Dalam petitumnya, mereka meminta pasal 7 ayat (2) huruf o UU Pilkada dinyatakan bertentangan dengan Undang-Undang Dasar Negara Republik Indonesia tahun 1945. Mereka menilai pasal itu tidak memberikan ruang dan kesempatan bagi kepala daerah yang telah pernah menjabat untuk berkolaborasi bersama calon kepala daerah baru sebagai kepala daerah dan mantan Kepala Daerah sebagai calon wakil kepala daerah untuk bersama membangun daerahnya.
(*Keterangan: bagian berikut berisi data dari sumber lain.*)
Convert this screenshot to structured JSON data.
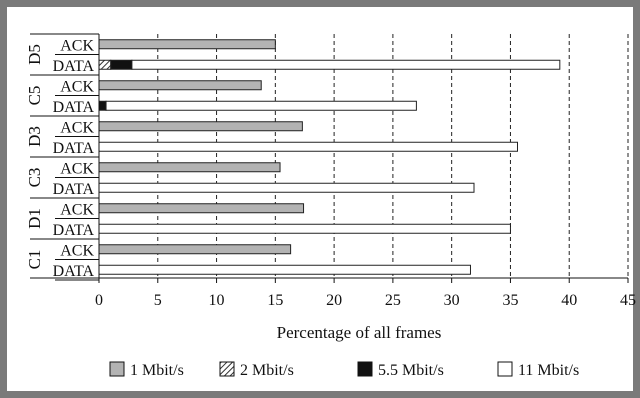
{
  "chart_data": {
    "type": "bar",
    "orientation": "horizontal",
    "stacked": true,
    "title": "",
    "xlabel": "Percentage of all frames",
    "ylabel": "",
    "xlim": [
      0,
      45
    ],
    "xticks": [
      "0",
      "5",
      "10",
      "15",
      "20",
      "25",
      "30",
      "35",
      "40",
      "45"
    ],
    "grid": "vertical-dashed",
    "legend_position": "bottom",
    "colors": {
      "1 Mbit/s": "#b3b3b3",
      "2 Mbit/s": "hatched",
      "5.5 Mbit/s": "#111111",
      "11 Mbit/s": "#ffffff"
    },
    "groups": [
      {
        "name": "D5",
        "rows": [
          {
            "label": "ACK",
            "segments": [
              15.0,
              0,
              0,
              0
            ]
          },
          {
            "label": "DATA",
            "segments": [
              0,
              1.0,
              1.8,
              36.4
            ]
          }
        ]
      },
      {
        "name": "C5",
        "rows": [
          {
            "label": "ACK",
            "segments": [
              13.8,
              0,
              0,
              0
            ]
          },
          {
            "label": "DATA",
            "segments": [
              0,
              0,
              0.6,
              26.4
            ]
          }
        ]
      },
      {
        "name": "D3",
        "rows": [
          {
            "label": "ACK",
            "segments": [
              17.3,
              0,
              0,
              0
            ]
          },
          {
            "label": "DATA",
            "segments": [
              0,
              0,
              0,
              35.6
            ]
          }
        ]
      },
      {
        "name": "C3",
        "rows": [
          {
            "label": "ACK",
            "segments": [
              15.4,
              0,
              0,
              0
            ]
          },
          {
            "label": "DATA",
            "segments": [
              0,
              0,
              0,
              31.9
            ]
          }
        ]
      },
      {
        "name": "D1",
        "rows": [
          {
            "label": "ACK",
            "segments": [
              17.4,
              0,
              0,
              0
            ]
          },
          {
            "label": "DATA",
            "segments": [
              0,
              0,
              0,
              35.0
            ]
          }
        ]
      },
      {
        "name": "C1",
        "rows": [
          {
            "label": "ACK",
            "segments": [
              16.3,
              0,
              0,
              0
            ]
          },
          {
            "label": "DATA",
            "segments": [
              0,
              0,
              0,
              31.6
            ]
          }
        ]
      }
    ],
    "series": [
      {
        "name": "1 Mbit/s"
      },
      {
        "name": "2 Mbit/s"
      },
      {
        "name": "5.5 Mbit/s"
      },
      {
        "name": "11 Mbit/s"
      }
    ]
  }
}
“Belum pernah menjabat sebagai gubernur untuk calon wakil gubernur atau bupati/wali kota untuk calon bupati atau calon wali kota pada daerah yang sama pada ketentuan Pasal 7 ayat (2) huruf o Undang-Undang Pilkada, yaitu melahirkan diskriminasi dan kemudian pada akhirnya mengabaikan hak-hak asasi khususnya para Pemohon, Yang Mulia,” ucap pengacara pemohon, Firman Hasurungan, sebagaimana dilihat dari risalah sidang, Jumat (2/8/2024).

Setelah mendengarkan permohonan, hakim MK pun memberikan nasihat. Wakil Ketua MK Saldi Isra meminta agar berkas permohonan diperbaiki, termasuk penulisan petitum.

Selain itu, Saldi juga bertanya apakah para pemohon pernah menjadi kepala daerah atau tidak. Pemohon pun menjawab belum.

“Ini di antara Para Prinsipal, Pemohon asli, ada yang sudah pernah jadi gubernur, wali kota, atau bupati, enggak? Yang karena itu terhalang dengan adanya ketentuan huruf o ini, Undang-Undang Pilkada? Ada, nggak?” tanya Saldi.

“Belum ada,” ujar Firman.

Saldi pun memberi penjelasan singkat soal tujuan pasal tersebut. Dia mengatakan hal itu ditujukan untuk menghilangkan potensi seseorang menjadi kepala daerah lebih dari dua periode.

“Dulu pernah ada di beberapa daerah, begitu dia selesai jadi, apa, jadi kepala daerah, apakah gubernur, bupati, atau wali kota, tiba-tiba dia diajukan atau mengajukan diri sebagai calon wakil kepala daerah. Nah, itu tidak boleh. Mengapa tidak boleh? Karena kalau dia sudah pernah jadi kepala daerah dua kali, jadi wakil kepala daerah, lalu terpilih, nanti kalau kepala daerah yang dia wakilnya berhalangan tetap, kan dia harus jadi kepala daerah. Lebih dong, dari dua kali dia jadi kepala daerah. Itu ratio di balik pasal ini. Makanya tadi pertanyaan dua, apa, Anggota Panel, kami dari Panel itu pada intinya mempertanyakan, ini Pemohon pernah enggak jadi kepala daerah? Karena apa? Itulah yang akan kami nilai apakah Pemohon yang berempat tadi memiliki Legal Standing atau tidak. Nah, jadi itu harus paham betul kita,” ujar Saldi.